Het ambt hoort bij de kerk en de kerk hoort bij het ambt. De roeping van het ambt om de gemeente bij het heil te bepalen en bij haar roeping in de wereld te bewaren, vraagt zorgvuldige aandacht voor de procedure van de verkiezing. Ord. 3, hoofdstuk I geeft de bepalingen die in acht genomen moeten worden. Iemand die een ambt bekleedt, zal als belijdend lid in de gemeente willen staan. De kerkorde vermeldt niet dat men belijdend lid dient te zijn om tot ambtsdrager verkozen te kunnen worden.
Hoezeer de hele procedure een geestelijk karakter heeft, wordt beklemtoond door de woorden ‘onder aanroeping van de Geest’. Kerk, gemeente en ambtsdrager kunnen hun roeping alleen vervullen als de Geest hen daarin bijstaat en leidt. De bevestiging in het ambt vindt plaats in het midden van de gemeente, met gebruikmaking van een orde uit het dienstboek van de kerk.
De andere diensten omvatten in de orde van de kerk als zodanig aan te duiden bedieningen en juncties, die in samenwerking met de ambtsdragers worden uitgeoefend tot vervulling van de roeping van kerk en gemeente (art. V-6).

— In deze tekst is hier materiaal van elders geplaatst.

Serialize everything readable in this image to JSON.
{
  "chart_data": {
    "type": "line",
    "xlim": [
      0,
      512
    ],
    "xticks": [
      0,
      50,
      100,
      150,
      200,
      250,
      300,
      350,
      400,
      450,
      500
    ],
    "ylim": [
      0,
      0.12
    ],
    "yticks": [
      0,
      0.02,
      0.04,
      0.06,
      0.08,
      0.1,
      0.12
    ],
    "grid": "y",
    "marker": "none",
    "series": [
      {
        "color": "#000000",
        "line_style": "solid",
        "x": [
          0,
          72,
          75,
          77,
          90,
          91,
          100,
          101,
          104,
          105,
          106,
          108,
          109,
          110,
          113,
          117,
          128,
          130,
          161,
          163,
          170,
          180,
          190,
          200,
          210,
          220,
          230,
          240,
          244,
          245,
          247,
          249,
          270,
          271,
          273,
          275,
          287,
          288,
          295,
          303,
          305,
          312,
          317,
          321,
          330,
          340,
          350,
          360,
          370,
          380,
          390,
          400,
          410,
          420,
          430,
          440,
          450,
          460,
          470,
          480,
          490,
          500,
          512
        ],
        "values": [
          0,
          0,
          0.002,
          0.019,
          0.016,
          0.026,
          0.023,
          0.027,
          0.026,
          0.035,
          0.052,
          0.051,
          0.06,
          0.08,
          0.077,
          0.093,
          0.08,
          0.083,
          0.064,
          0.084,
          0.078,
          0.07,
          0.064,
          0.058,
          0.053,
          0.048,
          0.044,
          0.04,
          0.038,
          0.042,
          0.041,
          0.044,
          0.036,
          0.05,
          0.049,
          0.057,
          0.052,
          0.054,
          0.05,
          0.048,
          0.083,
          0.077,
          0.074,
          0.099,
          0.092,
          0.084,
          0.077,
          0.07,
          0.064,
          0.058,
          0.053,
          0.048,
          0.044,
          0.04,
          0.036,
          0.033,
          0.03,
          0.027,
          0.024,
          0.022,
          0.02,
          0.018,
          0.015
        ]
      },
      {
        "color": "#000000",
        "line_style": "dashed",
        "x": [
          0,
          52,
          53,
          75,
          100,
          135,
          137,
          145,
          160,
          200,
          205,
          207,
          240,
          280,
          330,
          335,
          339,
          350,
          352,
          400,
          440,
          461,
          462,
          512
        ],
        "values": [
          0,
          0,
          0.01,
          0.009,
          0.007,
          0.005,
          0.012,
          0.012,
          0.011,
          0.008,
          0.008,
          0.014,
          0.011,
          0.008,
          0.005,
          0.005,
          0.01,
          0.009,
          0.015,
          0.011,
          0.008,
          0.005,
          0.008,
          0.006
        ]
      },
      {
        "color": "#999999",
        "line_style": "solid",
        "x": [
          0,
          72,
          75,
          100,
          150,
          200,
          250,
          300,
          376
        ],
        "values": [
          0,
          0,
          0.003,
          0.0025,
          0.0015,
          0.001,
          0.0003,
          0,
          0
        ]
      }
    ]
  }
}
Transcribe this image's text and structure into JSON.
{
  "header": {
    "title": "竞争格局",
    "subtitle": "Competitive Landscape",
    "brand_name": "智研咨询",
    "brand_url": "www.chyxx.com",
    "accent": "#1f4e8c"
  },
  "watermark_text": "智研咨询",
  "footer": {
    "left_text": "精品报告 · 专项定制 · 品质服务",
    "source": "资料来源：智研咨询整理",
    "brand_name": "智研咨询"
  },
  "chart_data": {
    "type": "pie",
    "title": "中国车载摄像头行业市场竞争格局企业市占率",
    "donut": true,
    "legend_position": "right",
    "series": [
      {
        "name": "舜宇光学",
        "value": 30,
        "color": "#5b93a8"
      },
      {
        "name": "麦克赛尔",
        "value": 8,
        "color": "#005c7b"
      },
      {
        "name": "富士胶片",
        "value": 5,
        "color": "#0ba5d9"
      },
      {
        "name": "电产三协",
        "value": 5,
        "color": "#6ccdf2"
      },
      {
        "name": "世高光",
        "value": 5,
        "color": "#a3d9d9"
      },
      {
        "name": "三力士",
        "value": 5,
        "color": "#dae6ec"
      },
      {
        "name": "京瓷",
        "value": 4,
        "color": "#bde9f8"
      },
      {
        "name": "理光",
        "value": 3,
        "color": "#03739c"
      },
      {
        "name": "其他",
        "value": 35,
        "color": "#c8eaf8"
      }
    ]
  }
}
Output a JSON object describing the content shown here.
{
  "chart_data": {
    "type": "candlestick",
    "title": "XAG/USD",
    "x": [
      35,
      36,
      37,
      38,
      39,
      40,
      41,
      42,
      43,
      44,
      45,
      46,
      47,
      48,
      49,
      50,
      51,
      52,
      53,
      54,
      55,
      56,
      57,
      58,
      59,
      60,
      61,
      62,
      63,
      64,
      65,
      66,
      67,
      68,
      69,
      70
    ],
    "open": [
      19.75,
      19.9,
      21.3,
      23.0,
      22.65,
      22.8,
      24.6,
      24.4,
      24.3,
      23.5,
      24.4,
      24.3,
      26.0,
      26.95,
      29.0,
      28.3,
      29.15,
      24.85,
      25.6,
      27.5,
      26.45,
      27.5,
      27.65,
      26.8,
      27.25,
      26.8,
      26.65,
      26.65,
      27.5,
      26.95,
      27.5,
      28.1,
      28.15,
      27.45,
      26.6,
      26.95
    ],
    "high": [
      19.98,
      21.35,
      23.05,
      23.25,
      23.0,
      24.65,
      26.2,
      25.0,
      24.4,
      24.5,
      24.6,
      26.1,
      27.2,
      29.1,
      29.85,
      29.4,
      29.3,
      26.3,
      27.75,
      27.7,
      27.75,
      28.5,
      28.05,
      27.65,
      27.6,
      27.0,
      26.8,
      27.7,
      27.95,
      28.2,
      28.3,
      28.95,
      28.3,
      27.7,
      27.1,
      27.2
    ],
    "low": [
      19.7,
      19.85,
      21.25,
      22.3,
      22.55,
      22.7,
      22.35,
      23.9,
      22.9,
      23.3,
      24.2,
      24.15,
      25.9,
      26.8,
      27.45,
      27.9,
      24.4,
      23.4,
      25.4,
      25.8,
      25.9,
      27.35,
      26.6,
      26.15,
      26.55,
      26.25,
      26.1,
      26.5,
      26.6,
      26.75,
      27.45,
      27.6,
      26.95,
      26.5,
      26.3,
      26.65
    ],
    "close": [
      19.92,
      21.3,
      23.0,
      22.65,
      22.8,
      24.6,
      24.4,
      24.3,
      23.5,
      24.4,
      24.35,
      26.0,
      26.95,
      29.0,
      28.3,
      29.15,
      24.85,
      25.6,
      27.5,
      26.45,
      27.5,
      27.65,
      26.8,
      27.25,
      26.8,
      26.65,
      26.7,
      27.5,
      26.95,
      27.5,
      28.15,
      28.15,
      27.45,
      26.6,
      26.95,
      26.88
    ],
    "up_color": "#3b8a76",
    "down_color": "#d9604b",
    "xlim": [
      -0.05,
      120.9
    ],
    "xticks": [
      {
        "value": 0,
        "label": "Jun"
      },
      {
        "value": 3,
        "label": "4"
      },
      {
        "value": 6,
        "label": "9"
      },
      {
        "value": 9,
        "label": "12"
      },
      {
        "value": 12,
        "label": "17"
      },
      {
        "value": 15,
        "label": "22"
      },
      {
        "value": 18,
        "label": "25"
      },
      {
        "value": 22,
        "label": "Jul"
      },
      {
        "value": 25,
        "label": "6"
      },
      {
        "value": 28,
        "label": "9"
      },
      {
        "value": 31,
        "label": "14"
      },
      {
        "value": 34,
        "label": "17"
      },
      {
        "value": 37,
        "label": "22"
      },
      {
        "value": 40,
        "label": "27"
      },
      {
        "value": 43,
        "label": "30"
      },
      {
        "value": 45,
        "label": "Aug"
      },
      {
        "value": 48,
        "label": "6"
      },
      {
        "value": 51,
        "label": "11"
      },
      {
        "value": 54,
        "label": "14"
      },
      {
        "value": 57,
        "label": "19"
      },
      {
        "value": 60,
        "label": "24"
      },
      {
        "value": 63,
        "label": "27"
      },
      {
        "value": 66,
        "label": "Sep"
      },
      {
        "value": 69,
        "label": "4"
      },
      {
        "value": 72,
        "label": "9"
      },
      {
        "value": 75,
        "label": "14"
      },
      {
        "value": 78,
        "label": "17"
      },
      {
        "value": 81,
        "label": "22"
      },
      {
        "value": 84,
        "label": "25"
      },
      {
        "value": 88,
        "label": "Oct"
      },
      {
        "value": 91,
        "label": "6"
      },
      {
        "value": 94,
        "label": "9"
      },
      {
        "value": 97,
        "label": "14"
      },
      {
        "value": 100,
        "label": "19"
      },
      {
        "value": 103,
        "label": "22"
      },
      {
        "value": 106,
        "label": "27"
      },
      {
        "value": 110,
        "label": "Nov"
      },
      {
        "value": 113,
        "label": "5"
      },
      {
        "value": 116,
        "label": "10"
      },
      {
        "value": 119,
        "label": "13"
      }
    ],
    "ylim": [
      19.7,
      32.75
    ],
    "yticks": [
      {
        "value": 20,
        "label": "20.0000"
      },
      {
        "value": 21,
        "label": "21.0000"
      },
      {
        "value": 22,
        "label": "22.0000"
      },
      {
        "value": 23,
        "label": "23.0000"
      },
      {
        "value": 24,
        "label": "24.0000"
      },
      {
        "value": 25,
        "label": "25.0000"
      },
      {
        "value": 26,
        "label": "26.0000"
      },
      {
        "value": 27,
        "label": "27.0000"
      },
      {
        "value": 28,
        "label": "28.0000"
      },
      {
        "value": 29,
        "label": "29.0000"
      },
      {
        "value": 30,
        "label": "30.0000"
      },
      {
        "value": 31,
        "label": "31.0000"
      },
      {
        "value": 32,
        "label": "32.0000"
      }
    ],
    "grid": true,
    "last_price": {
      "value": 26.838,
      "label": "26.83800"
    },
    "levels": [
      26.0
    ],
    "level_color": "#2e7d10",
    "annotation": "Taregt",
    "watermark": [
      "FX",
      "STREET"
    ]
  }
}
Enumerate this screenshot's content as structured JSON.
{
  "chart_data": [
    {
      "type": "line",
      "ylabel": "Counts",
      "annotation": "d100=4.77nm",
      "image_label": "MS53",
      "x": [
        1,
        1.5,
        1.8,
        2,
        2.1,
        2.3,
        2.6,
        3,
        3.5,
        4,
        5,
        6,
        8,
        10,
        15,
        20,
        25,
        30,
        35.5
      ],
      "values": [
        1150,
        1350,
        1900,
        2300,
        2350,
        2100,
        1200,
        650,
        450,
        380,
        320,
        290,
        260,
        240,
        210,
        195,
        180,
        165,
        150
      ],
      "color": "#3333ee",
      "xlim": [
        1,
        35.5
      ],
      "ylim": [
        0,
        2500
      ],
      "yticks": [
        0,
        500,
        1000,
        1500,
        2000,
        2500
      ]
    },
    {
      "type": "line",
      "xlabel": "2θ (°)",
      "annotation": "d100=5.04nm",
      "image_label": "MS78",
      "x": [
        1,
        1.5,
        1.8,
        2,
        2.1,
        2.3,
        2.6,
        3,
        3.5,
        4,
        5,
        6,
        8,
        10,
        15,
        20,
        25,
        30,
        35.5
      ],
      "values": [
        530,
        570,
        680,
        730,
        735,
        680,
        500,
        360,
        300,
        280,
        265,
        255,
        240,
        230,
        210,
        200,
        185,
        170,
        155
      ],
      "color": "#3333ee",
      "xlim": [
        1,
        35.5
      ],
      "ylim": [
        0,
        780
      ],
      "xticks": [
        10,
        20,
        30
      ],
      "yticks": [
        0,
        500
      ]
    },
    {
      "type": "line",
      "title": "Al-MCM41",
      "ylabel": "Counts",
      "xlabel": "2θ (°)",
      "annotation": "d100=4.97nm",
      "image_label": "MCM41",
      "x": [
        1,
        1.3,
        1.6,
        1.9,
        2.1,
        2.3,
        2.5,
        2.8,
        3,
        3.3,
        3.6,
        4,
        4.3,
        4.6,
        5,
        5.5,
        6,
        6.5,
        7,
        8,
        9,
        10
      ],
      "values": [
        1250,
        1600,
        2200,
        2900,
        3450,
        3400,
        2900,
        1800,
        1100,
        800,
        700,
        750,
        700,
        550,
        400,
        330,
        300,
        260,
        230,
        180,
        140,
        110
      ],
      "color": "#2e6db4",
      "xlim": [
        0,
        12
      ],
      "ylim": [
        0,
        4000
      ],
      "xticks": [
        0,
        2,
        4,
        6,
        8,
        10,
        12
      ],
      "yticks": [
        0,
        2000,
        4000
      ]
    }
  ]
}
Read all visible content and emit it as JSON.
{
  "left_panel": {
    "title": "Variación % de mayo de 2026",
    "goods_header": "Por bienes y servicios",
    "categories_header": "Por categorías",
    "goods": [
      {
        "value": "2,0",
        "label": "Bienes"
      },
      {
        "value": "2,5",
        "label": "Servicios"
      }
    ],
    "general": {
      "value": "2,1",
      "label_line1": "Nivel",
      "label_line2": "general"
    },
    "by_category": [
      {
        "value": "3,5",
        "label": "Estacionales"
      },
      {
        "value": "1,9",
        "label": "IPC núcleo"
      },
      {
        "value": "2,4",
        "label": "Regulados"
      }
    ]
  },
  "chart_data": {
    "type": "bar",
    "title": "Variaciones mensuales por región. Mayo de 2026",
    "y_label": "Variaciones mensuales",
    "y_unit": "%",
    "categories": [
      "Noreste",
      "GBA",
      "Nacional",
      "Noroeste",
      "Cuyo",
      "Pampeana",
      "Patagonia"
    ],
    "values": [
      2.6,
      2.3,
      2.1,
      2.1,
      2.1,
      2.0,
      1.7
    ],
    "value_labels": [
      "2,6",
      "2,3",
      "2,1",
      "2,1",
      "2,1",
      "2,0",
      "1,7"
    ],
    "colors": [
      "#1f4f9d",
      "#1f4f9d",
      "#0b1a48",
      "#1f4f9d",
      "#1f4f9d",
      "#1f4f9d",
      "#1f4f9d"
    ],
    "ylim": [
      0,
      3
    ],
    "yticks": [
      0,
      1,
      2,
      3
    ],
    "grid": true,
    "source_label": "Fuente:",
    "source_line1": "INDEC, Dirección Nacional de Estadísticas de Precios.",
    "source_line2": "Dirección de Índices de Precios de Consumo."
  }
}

Aan het slot van dit artikel over het ambt wordt gesproken over ‘andere diensten ter vervulling van de roeping van kerk en gemeente’. In een structuur met oog voor het charisma trekt het ambt niet alle kernfuncties naar zich toe, maar is er tussen ambt en gemeente ruimte voor diensten. Diensten zijn welomschreven functies met een concrete opdracht. Kerkleden die zijn toegerust tot een speciale bekwaamheid, kunnen voor de uitoefening van hun werkzaamheden worden ingeschakeld in een dienst. Men kan hierbij denken aan de missionair werker,
|41|
diaconaal toeruster, pastoraal werker, catecheet jeugdwerker of cantor-organist. Deze diensten behoren niet tot de ambten, maar zijn er nauw mee verbonden door de samenwerking met de ambtsdragers. Zij vallen onder de leiding van de ambtelijke vergadering die hen in een dienst stelde. De bedieningen zijn opgenomen omdat dit voor kerkelijke werkers de mogelijkheid biedt op een bijzondere wijze aan de gemeente te worden verbonden door ingeleid te worden in een kerkdienst.